Lo que necesitamos entonces es un modo de predicar con confianza y sin avergonzarnos que sí somos distintos, realmente distintos, y por lo tanto no somos intercambiables. Y predicarlo de un modo que a la vez nos permita reconocer los dones propios de los demás sin pretender que un balance forzado diga que en el fondo todos podemos lograr lo mismo o influir del mismo modo. Ejemplos: tomar en serio que el niño vale y que sin embargo no podrá lo que puede el adulto. Tomar en serio que el varón es valioso pero que en muchas cosas será rebasado por la percepción, la intuición y la capacidad unificadora de la mujer. Ver y agradecer el bien que cada uno tiene sin pretender que esos bienes se contrapesen o sean equivalentes.

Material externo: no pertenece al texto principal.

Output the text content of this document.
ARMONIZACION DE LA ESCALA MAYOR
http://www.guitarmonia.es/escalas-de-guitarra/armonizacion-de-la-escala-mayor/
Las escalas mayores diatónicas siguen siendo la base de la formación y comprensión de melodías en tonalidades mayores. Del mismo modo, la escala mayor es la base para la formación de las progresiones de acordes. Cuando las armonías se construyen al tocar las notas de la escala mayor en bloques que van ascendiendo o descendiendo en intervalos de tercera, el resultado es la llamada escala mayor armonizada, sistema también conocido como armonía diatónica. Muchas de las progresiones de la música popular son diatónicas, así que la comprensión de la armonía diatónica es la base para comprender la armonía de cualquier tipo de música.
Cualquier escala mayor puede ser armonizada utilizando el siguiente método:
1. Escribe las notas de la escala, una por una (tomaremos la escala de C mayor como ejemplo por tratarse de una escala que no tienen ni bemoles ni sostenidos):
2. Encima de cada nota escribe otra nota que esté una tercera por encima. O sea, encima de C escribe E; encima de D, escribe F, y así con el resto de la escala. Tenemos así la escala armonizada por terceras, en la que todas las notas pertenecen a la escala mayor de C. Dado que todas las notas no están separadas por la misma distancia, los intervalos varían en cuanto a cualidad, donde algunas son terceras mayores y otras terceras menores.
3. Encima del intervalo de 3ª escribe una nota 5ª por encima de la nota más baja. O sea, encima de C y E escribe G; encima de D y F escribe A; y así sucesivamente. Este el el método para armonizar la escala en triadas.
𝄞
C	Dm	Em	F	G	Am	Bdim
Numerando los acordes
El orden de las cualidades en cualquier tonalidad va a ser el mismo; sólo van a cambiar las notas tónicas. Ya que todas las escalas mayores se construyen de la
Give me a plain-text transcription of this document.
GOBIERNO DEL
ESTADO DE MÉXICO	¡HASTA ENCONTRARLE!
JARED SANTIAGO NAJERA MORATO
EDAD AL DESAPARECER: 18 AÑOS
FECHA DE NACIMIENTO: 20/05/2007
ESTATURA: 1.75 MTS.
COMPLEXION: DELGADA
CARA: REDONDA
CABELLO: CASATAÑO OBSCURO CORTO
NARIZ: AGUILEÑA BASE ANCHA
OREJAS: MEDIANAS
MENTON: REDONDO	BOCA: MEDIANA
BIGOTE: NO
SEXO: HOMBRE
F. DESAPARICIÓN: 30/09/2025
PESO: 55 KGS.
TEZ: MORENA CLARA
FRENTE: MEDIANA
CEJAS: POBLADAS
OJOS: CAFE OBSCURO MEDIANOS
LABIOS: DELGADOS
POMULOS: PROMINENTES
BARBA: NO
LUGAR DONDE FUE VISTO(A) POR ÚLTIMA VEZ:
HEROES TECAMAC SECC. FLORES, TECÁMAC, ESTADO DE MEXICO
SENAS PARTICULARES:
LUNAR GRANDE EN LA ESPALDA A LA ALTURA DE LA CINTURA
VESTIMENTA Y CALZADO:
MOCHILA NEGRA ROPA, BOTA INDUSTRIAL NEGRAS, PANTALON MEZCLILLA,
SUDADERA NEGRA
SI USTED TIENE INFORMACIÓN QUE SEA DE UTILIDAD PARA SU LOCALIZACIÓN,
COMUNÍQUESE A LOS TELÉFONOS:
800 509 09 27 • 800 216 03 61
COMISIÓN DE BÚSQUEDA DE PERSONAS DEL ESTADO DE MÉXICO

Mi pensamiento es que descubrir todo esto y anunciarlo es de máxima importancia para vencer el tabú de la uniformidad y el carrusel de sabores, y sobre todo para comprender y acoger el plan de Dios en nuestras vidas y en nuestra sociedad. No tiene que haber más muertes inútiles. Y nadie debe morir sin conocer el sabor del Pan que da Vida Eterna.